The measure failed, and Manchin was excoriated by the National Rifle Association — even though he has been a lifelong member of the NRA and a champion of the Second Amendment.
But some of his forays into bipartisan negotiations have borne fruit.
He helped broker a deal on the Toxic Substances Control Act that will put stronger regulations on toxic substances.
He was part of a bipartisan group that came up with a compromise that kept interest rates for student loans from doubling.
Despite some successes, Manchin is frustrated by the way Washington is run.
“I keep thinking, ‘How come it’s not so plain to everyone else to see what we’re doing to our great country?’ How can we not see that and not take more positive steps? ... I guess the thirst of power and all the money that’s involved. We’ve got to work past it,” he told The Exponent Telegram.
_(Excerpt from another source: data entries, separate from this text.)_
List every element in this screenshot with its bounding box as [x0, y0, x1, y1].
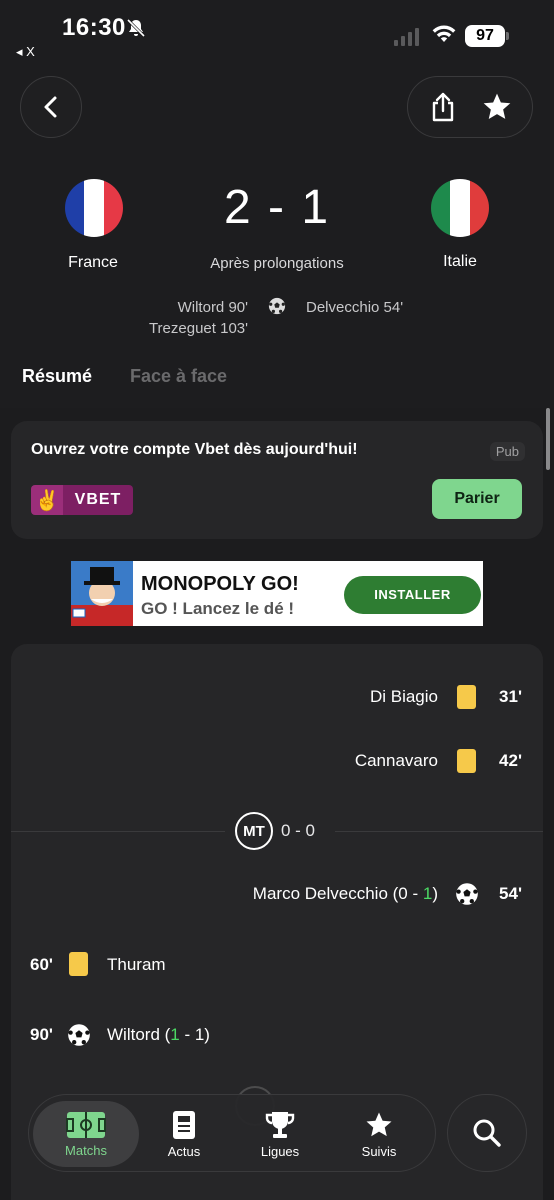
tab-resume[interactable]: Résumé	[22, 366, 92, 387]
france-flag	[65, 179, 123, 237]
soccer-ball-icon	[68, 1024, 90, 1046]
nav-item-matchs[interactable]: Matchs	[33, 1101, 139, 1167]
wifi-icon	[432, 25, 456, 42]
event-minute: 31'	[499, 687, 522, 706]
bottom-nav: Matchs Actus Ligues Suivis	[28, 1094, 436, 1172]
tab-face-a-face[interactable]: Face à face	[130, 366, 227, 387]
yellow-card-icon	[457, 749, 476, 773]
nav-item-actus[interactable]: Actus	[139, 1101, 229, 1167]
monopoly-banner[interactable]: MONOPOLY GO! GO ! Lancez le dé ! INSTALL…	[71, 561, 483, 626]
event-minute: 90'	[30, 1025, 53, 1044]
banner-subtitle: GO ! Lancez le dé !	[141, 599, 295, 618]
status-time: 16:30	[62, 14, 126, 41]
goal-close: )	[432, 884, 438, 903]
search-button[interactable]	[447, 1094, 527, 1172]
nav-label: Matchs	[65, 1142, 107, 1158]
chevron-left-icon	[44, 96, 57, 118]
away-scorers: Delvecchio 54'	[306, 297, 403, 318]
pub-badge: Pub	[489, 442, 525, 461]
victory-hand-icon: ✌	[31, 485, 63, 515]
goal-player-text: Wiltord (	[107, 1025, 171, 1044]
nav-label: Actus	[167, 1143, 201, 1159]
match-score: 2 - 1	[223, 181, 331, 234]
halftime-label: MT	[235, 812, 273, 850]
event-minute: 42'	[499, 751, 522, 770]
nav-item-suivis[interactable]: Suivis	[334, 1101, 424, 1167]
nav-label: Ligues	[260, 1143, 300, 1159]
event-minute: 60'	[30, 955, 53, 974]
install-button[interactable]: INSTALLER	[344, 576, 481, 614]
soccer-ball-icon	[456, 883, 478, 905]
goal-player-text: Marco Delvecchio (0 -	[252, 884, 423, 903]
halftime-marker: MT 0 - 0	[225, 812, 335, 850]
event-player[interactable]: Wiltord (1 - 1)	[107, 1025, 210, 1045]
scorer: Trezeguet 103'	[148, 320, 248, 337]
halftime-score: 0 - 0	[281, 821, 316, 840]
scrollbar[interactable]	[546, 408, 550, 470]
event-minute: 54'	[499, 884, 522, 903]
news-icon	[173, 1110, 195, 1139]
event-player[interactable]: Di Biagio	[370, 687, 438, 707]
away-team-name[interactable]: Italie	[400, 253, 520, 271]
home-team-name[interactable]: France	[33, 254, 153, 272]
goal-highlight: 1	[170, 1025, 180, 1044]
parier-button[interactable]: Parier	[432, 479, 522, 519]
back-to-app-link[interactable]: ◂ X	[16, 44, 35, 60]
banner-title: MONOPOLY GO!	[141, 573, 299, 595]
pitch-icon	[66, 1111, 106, 1138]
signal-icon	[394, 28, 419, 46]
bell-muted-icon	[126, 18, 146, 38]
star-icon	[366, 1112, 392, 1136]
goal-rest: - 1)	[179, 1025, 210, 1044]
favorite-button[interactable]	[475, 85, 519, 129]
scorer: Wiltord 90'	[177, 299, 248, 316]
event-player[interactable]: Thuram	[107, 955, 166, 975]
vbet-logo: ✌ VBET	[31, 485, 133, 515]
vbet-brand: VBET	[63, 485, 133, 515]
trophy-icon	[265, 1111, 295, 1138]
share-button[interactable]	[421, 85, 465, 129]
event-player[interactable]: Cannavaro	[355, 751, 438, 771]
match-header: 16:30 ◂ X 97 France 2 - 1 Après prolonga…	[0, 0, 554, 408]
monopoly-mascot-image	[71, 561, 133, 626]
home-scorers: Wiltord 90' Trezeguet 103'	[149, 297, 248, 339]
scorer: Delvecchio 54'	[306, 299, 404, 316]
goal-highlight: 1	[422, 884, 433, 903]
star-icon	[483, 93, 511, 119]
back-button[interactable]	[20, 76, 82, 138]
ad-card[interactable]: Ouvrez votre compte Vbet dès aujourd'hui…	[11, 421, 543, 539]
header-actions	[407, 76, 533, 138]
yellow-card-icon	[69, 952, 88, 976]
event-player[interactable]: Marco Delvecchio (0 - 1)	[253, 884, 438, 904]
nav-label: Suivis	[361, 1143, 397, 1159]
share-icon	[432, 92, 454, 122]
match-status: Après prolongations	[210, 255, 344, 272]
yellow-card-icon	[457, 685, 476, 709]
search-icon	[473, 1119, 501, 1147]
nav-item-ligues[interactable]: Ligues	[235, 1101, 325, 1167]
italy-flag	[431, 179, 489, 237]
ad-title: Ouvrez votre compte Vbet dès aujourd'hui…	[31, 441, 358, 458]
battery-indicator: 97	[465, 25, 509, 47]
soccer-ball-icon	[268, 297, 286, 315]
The nation’s capital remains polarized and little seems to get done, but Manchin has managed to help end the government shutdown, and he had a hand in the passage of a budget for the first time in years.
The more successes Joe Manchin has, the more evident it will be to the hard-liners in both parties that compromise gets things done. It’s good policy; it’s good government.
We need more Joe Manchins in Congress. Right now there is only one, but we’re glad he’s there nonetheless.
As he preaches the gospel of bipartisanship, we hope he wins more converts.